I am looking into purchasing an Outback or Revolution (have not decided which I like best) and am wondering about maintenance/reliability for the Miracle drive. I have not actually put my hands on one as yet. 
Beyond good cleaning and storage after use what type of maintenance is required?
After how many hours do they need to be rebuilt or can they be rebuilt?
Are they reliable? Has anyone had the drive fail on them while on the water?

Many thanks for your input!!

Eastbayboy


----------



## Stressless (Oct 2, 2007)

OK - you asked for it... 

This is a "miracle" drive for a kayak.. ..



















A Hobie Mirage Drive 










That smile notwithsatnding the drive does take some MTX. JD can prolly give you better MTBCF but I've found MTBCF about 50+ hours of fairly serious peddling. With that being said a few spare parts, Chain, Mast, Sail and two tools and you'll be on moving right along with a 30min MTX stop on the water. 

Tools:
Regular wrench for the nut on the chain (I'm trying to find a crescent wrench or vice grip to use for this and to torque the mast)
Allen wrench for set screw on mast

Best
Stressless


----------



## Yaksquatch (Mar 23, 2009)

The Outback is slow and doesn't track worth a crap.
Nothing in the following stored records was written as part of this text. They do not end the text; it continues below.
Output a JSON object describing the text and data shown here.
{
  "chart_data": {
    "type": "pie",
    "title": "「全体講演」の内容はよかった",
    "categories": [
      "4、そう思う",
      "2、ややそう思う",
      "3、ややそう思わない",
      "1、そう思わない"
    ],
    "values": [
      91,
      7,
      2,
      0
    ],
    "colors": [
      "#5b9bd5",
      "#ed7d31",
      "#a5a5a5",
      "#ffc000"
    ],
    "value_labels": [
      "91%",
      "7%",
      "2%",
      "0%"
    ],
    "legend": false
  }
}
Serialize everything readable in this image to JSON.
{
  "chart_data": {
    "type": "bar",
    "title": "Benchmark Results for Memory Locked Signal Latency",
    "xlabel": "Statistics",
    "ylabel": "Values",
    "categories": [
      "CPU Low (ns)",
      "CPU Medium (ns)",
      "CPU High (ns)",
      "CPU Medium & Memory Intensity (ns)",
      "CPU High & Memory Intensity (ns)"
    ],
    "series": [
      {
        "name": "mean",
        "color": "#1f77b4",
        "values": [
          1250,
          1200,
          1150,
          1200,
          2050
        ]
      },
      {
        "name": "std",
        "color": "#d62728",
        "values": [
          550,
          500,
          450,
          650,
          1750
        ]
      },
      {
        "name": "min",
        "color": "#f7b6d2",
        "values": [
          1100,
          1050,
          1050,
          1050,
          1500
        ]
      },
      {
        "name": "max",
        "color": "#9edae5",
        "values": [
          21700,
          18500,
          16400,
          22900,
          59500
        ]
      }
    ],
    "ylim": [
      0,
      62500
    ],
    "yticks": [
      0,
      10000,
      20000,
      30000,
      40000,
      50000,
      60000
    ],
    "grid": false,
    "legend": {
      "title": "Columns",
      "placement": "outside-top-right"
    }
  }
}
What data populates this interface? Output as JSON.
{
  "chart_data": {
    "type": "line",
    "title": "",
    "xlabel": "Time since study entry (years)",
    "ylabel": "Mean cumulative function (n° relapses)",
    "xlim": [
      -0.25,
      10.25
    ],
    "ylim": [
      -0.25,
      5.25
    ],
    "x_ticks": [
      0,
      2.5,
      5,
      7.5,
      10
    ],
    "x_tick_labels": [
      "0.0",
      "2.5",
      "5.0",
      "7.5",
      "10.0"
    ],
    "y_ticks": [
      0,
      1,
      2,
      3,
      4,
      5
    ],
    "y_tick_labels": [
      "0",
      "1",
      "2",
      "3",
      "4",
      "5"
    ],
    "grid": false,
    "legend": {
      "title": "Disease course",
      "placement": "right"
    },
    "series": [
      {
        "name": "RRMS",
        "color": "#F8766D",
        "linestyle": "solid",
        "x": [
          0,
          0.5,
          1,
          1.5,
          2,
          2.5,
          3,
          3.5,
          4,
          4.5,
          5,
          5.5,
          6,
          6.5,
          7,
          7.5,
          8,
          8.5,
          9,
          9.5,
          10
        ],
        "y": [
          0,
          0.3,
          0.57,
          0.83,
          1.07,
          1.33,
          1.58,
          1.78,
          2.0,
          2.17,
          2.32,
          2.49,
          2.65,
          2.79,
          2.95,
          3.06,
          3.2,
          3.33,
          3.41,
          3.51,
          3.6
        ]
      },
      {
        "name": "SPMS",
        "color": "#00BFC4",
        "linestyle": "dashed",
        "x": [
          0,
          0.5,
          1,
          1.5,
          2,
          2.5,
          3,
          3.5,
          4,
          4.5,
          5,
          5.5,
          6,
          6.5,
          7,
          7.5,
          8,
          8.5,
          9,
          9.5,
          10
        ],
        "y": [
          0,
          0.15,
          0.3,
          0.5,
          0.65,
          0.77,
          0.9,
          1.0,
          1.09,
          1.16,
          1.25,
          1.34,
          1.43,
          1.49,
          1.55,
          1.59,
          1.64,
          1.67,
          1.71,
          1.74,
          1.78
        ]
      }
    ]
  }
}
Also, when (Not if!) the peddle drive breaks it is a pain to paddle.

The Revolution on the other hand is fast and tracks very well regardless of whether you're paddling or peddling.

Ideally you'd want to go to a local kayak shop and try both.

Good luck!
Alex


----------



## Bo Keifus (May 9, 2012)

The most common part broken on the mirage drives is the chain assembly. It's a pretty easy fix but costs $40. If you keep it rinsed off the chain will last a lot longer than if you don't. Can't say much about other broken parts because i've only broken a chain and the idler cable and both were easy fixes. Just sucks forking out the $. That's why I've gone to fishing in a Native Slayer, the drive is a lot more reliable


----------



## 16983 (Sep 12, 2011)

I had a cable jump off the idler pully on the water, ended up replacing the pully and the cable, but, it worked just fine headed in. Had mine for 2 years and fish 2 to 5 days per week, thats the only problem I have had, I do oil some of the parts once in a while.


----------